I due giganti dell’economia mondiale alzano barriere sulle importazioni di migliaia di prodotti. L’effetto è potenzialmente dirompente, anche se le misure annunciate oggi riguardano una piccola parte dell’interscambio Usa-Cina - che vale oltre 630 miliardi di dollari - e non sono immediatamente esecutive. Il governo americano per ora si è limitato a pubblicare una lista di 1.300 prodotti da sottoporre a consultazione con le imprese. La procedura durerà settimane, se non mesi, anche perché nel frattempo sono in corso negoziati ad alto livello tra Washington e Pechino per cercare un’intesa che scongiuri l’entrata in vigore dei dazi. Eppure gli effetti - se i dazi scatteranno davvero - si faranno sentire, come conferma la reazione negativa in Borsa di molte società quotate a Wall Street. Vediamo quali potrebbero essere le aziende e i settori più penalizzati dalla nuova battaglia commerciale tra Usa e Cina.
Boeing trema
Le tariffe del 25% annunciate dalla Cina in risposta ai dazi americani riguardano anche gli aerei, in particolare alcune varianti del modello 737 di Boeing, il maggior produttore americano. L’azienda di Seattle potrebbe quindi subire un contraccolpo, a tutto vantaggio del grande rivale europeo Airbus. In base ai limiti di peso inseriti nella lista cinese, semba tuttavia che la linea più nuova e popolare del 737, la Max, non rientri nelle misure di ritorsione, così come i modelli 747 e 777. Gli effetti insomma per Boeing potrebbero rivelarsi meno pesanti del previsto, sempre che i dazi scattino davvero. La Cina è un mercato chiave per l’aeronautica civile, destinato a sorpassare gli Stati Uniti entro il 2022 come primo acquirente mondiale. Pechino assorbe un quarto delle vendite di Boeing e nel 2016 ha acquistato aerei made in Usa per un valore di 15 miliardi di dollari.
I produttori di soia del Midwest
Quando il ministero del Commercio cinese stamane ha annnunciato che i dazi del 25% avrebbero incluso i semi di soia americani, si è subito capito che voleva colpire il cuore dell’export agricolo statunitense. Il prezzo più alto rischiano infatti di pagarlo i produttori di semi di soia del Midwest, stati cruciali per le chance di rielezione del presidente Trump, che esportano in Cina un terzo dell’intero raccolto, per un valore vicino ai 14 miliardi di dollari. Chi ne trarrà beneficio? In prima fila ci sono i concorrenti sudamericani degli Stati Uniti: Brasile e Argentina, rispettivamente secondo e terzo produttore al mondo di semi di soia. I dazi cinesi colpiranno anche altre materie prime agricole americane, come grano, mais, cotone, sorgo, tabacco e carne di manzo.

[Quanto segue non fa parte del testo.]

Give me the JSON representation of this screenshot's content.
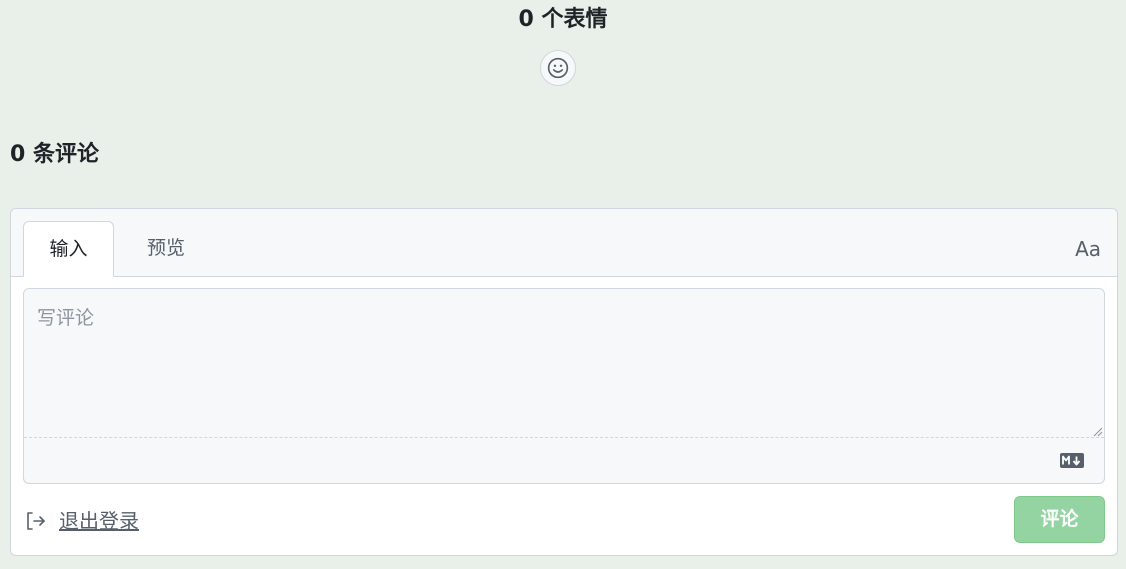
{
  "reactions": {
    "title": "0 个表情",
    "add_reaction_icon": "smiley-icon"
  },
  "comments": {
    "title": "0 条评论"
  },
  "editor": {
    "tabs": [
      {
        "label": "输入",
        "active": true
      },
      {
        "label": "预览",
        "active": false
      }
    ],
    "font_toggle_label": "Aa",
    "textarea_placeholder": "写评论",
    "textarea_value": "",
    "markdown_icon": "markdown-icon"
  },
  "footer": {
    "signout_icon": "sign-out-icon",
    "signout_label": "退出登录",
    "submit_label": "评论"
  },
  "colors": {
    "page_background": "#e9efe9",
    "submit_disabled": "#94d3a2",
    "border": "#d0d7de"
  }
}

La carne di maiale in Cina
A conferma di quanto le misure di difesa commerciale producono effetti collaterali perversi, le tariffe di Pechino faranno probabilmente salire i prezzi dei semi di soia americani in Cina, che sono uno dei principali ingredienti dei mangimi dei suini cinesi. Il risultato di queste misure potrebbe quindi essere un aumento del prezzo della carne di maiale in Cina, piatto fondamentale nella cucina tradizionale del Paese. Le vittime finali insomma potrebbero essere i consumatori cinesi.
Le case automobilistiche americane
Il governo cinese intende colpire anche le esportazioni americane di auto. A rimetterci in questo caso sarebbe per esempio Tesla, che punta molto sul mercato cinese, ma anche Gm e Ford. General Motors ha subito diffuso una nota in cui invita le parti a trovare una soluzione amichevole che non danneggi «l’interdipendenza tra i due mercati». La lista dei dazi di Trump invece non contiene le batterie elettriche, una componente fondamentale per i produttori Usa che si stanno convertendo all’auto elettrica.